The legalists have not understood the essence of Christian freedom. They are worried that Christians who are free will abandon biblical Christian doctrine. What they do not understand is that it is precisely that Christian doctrine that authorizes Christian freedom. The purpose of doctrine has never been to organize biblical truths in this or that arrangement. The purpose of Christian doctrine is to keep the good news of Jesus Christ good! That is the whole rationale behind the major statements of doctrine, like the creeds, the Augsburg Confession and the Apology, to name a few.
The Promising Tradition is about confessing Christian doctrine for the sake of the gospel that makes and keeps God’s people free for him.
VII. A Time to Confess
There are times and occasions when men and women of God are called to take the witness stand and confess the gospel as the sole-sufficient norm of Christ’s Church. For us, in our little corner of the kingdom, confessors of the Promising Tradition recognize that now is such a time.

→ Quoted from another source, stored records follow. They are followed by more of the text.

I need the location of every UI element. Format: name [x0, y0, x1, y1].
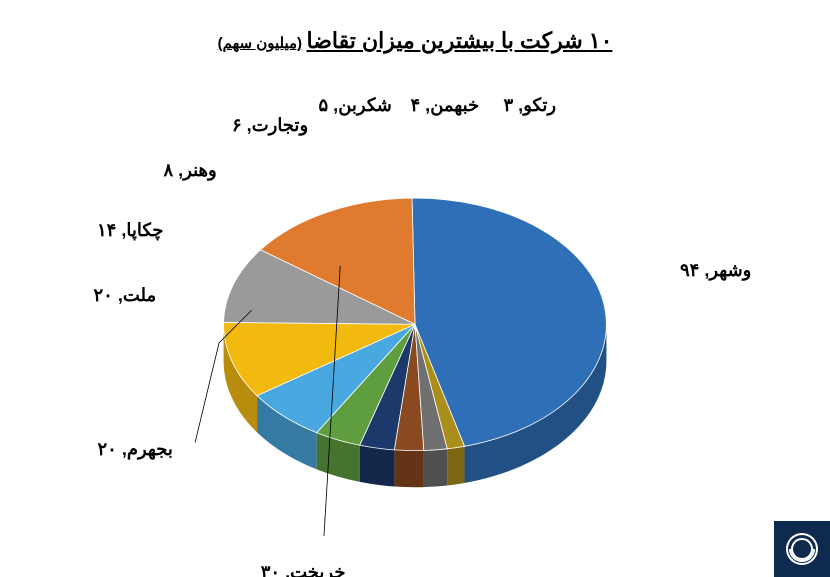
pie-label: خبهمن, ۴	[411, 95, 480, 116]
chart-title-main: ۱۰ شرکت با بیشترین میزان تقاضا	[307, 28, 613, 53]
pie-label-name: خبهمن	[430, 95, 479, 115]
pie-label-value: ۸	[164, 160, 174, 180]
pie-label-value: ۳	[504, 95, 514, 115]
pie-label-name: چکاپا	[126, 220, 163, 240]
pie-label-name: شکربن	[338, 95, 392, 115]
pie-side	[424, 449, 447, 487]
pie-label: وشهر, ۹۴	[680, 260, 751, 281]
pie-label-name: ملت	[123, 285, 156, 305]
pie-label: شکربن, ۵	[319, 95, 392, 116]
brand-logo	[774, 521, 830, 577]
pie-label-name: بجهرم	[127, 439, 173, 459]
pie-chart	[0, 80, 830, 550]
chart-title-sub: (میلیون سهم)	[218, 35, 302, 52]
pie-label-value: ۲۰	[98, 439, 117, 459]
pie-label: خریخت, ۳۰	[261, 562, 346, 577]
pie-label-value: ۲۰	[94, 285, 113, 305]
pie-label-value: ۶	[232, 115, 242, 135]
pie-label: رتکو, ۳	[504, 95, 557, 116]
chart-title: ۱۰ شرکت با بیشترین میزان تقاضا (میلیون س…	[218, 28, 613, 54]
pie-label-value: ۴	[411, 95, 421, 115]
pie-label: وهنر, ۸	[164, 160, 217, 181]
pie-label: چکاپا, ۱۴	[97, 220, 163, 241]
pie-side	[360, 445, 395, 486]
pie-label-name: رتکو	[523, 95, 556, 115]
pie-label-name: وهنر	[183, 160, 217, 180]
pie-label-value: ۱۴	[97, 220, 116, 240]
pie-label-value: ۳۰	[261, 562, 280, 577]
pie-label-value: ۹۴	[680, 260, 699, 280]
pie-label-value: ۵	[319, 95, 329, 115]
swirl-icon	[782, 529, 822, 569]
pie-label: وتجارت, ۶	[232, 115, 308, 136]
pie-label: ملت, ۲۰	[94, 285, 157, 306]
pie-label-name: وشهر	[709, 260, 751, 280]
pie-label-name: خریخت	[290, 562, 345, 577]
pie-label-name: وتجارت	[252, 115, 308, 135]
pie-side	[447, 446, 464, 485]
pie-side	[394, 450, 423, 487]
pie-label: بجهرم, ۲۰	[98, 439, 173, 460]
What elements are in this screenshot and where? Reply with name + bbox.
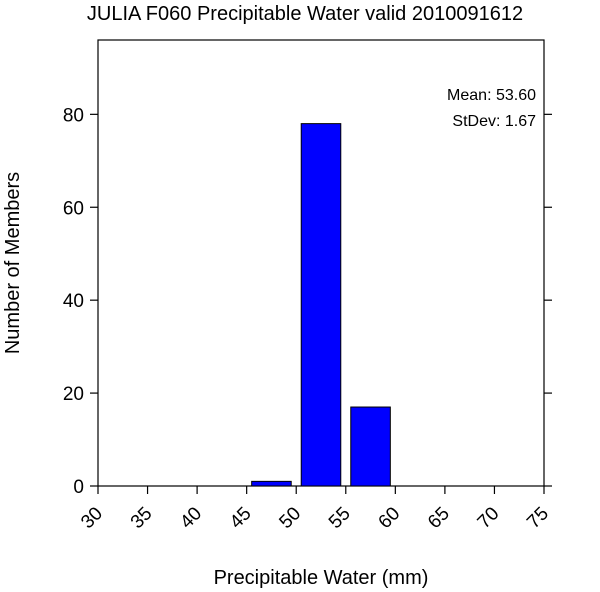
x-tick-label-40: 40 — [176, 503, 206, 533]
y-tick-label-40: 40 — [63, 291, 84, 312]
mean-annotation: Mean: 53.60 — [447, 87, 536, 104]
x-tick-label-50: 50 — [275, 503, 305, 533]
bar-55-60 — [350, 406, 391, 487]
y-tick-label-60: 60 — [63, 198, 84, 219]
x-axis: 30 35 40 45 50 55 60 65 70 75 — [77, 486, 553, 533]
x-tick-label-60: 60 — [375, 503, 405, 533]
x-tick-label-45: 45 — [226, 503, 256, 533]
y-tick-label-0: 0 — [73, 477, 84, 498]
bars-group — [251, 123, 391, 487]
y-axis: 0 20 40 60 80 — [63, 105, 552, 498]
x-tick-label-35: 35 — [127, 503, 157, 533]
x-tick-label-70: 70 — [474, 503, 504, 533]
stdev-annotation: StDev: 1.67 — [452, 113, 536, 130]
y-axis-label: Number of Members — [2, 172, 24, 354]
x-axis-label: Precipitable Water (mm) — [214, 567, 429, 589]
y-tick-label-80: 80 — [63, 105, 84, 126]
x-tick-label-30: 30 — [77, 503, 107, 533]
x-tick-label-75: 75 — [523, 503, 553, 533]
chart-title: JULIA F060 Precipitable Water valid 2010… — [87, 3, 523, 25]
bar-50-55 — [300, 123, 342, 487]
x-tick-label-55: 55 — [325, 503, 355, 533]
bar-45-50 — [251, 480, 292, 487]
x-tick-label-65: 65 — [424, 503, 454, 533]
y-tick-label-20: 20 — [63, 384, 84, 405]
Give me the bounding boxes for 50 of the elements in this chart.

Confessing is serious and, from a human point of view, a dangerous business, as Luther and the Reformers found out in their time of in statu confessionis (“in a situation of confessing”). The first danger of confessing is that confessors themselves are in imminent danger of losing their souls. Sin crouches as much at their door as it does anywhere else. They can become easily prone to self-righteousness, to hatred, to character assassination, the very things they recognize in their opponents. Confessing can only be done in profound humility before the Lord of the Church. It is done for the sake of the gospel, so that the sole, sufficiency of the gospel of Jesus Christ may get the new and fresh hearing that it alone deserves in the life of the community of faith. It is done, also, for the sake of the opponents. They are God’s children, too, and confessors dare never forget that.
Confessors confess peacefully. It was Dr. Martin Luther King, Jr. who opened many of our eyes in our time to that. Of course he, a soul-mate to the Promising Tradition, stole most of his lines from one, Jesus of Nazareth. We will love our enemies and persecutors and we will never stop loving them no matter what they do. That’s how to confess the gospel. We will offer our humble, unworthy confessing up to the Lord, trusting that he will use it to open the eyes even of our enemies to the very gospel we confess.
However our confessing takes earthly shape in the days and months ahead, it will have been, as Richard Caemmerer said a quarter of a century ago, when he was asked how he, the teacher of three generations of pastor-proclaimers, felt about being branded a heretic, “A privilege to suffer for the sake of the gospel.”
Let us take it up again in the name of Christ. Now is our time to confess. The Promising Tradition, as it always does, insists on taking the stand.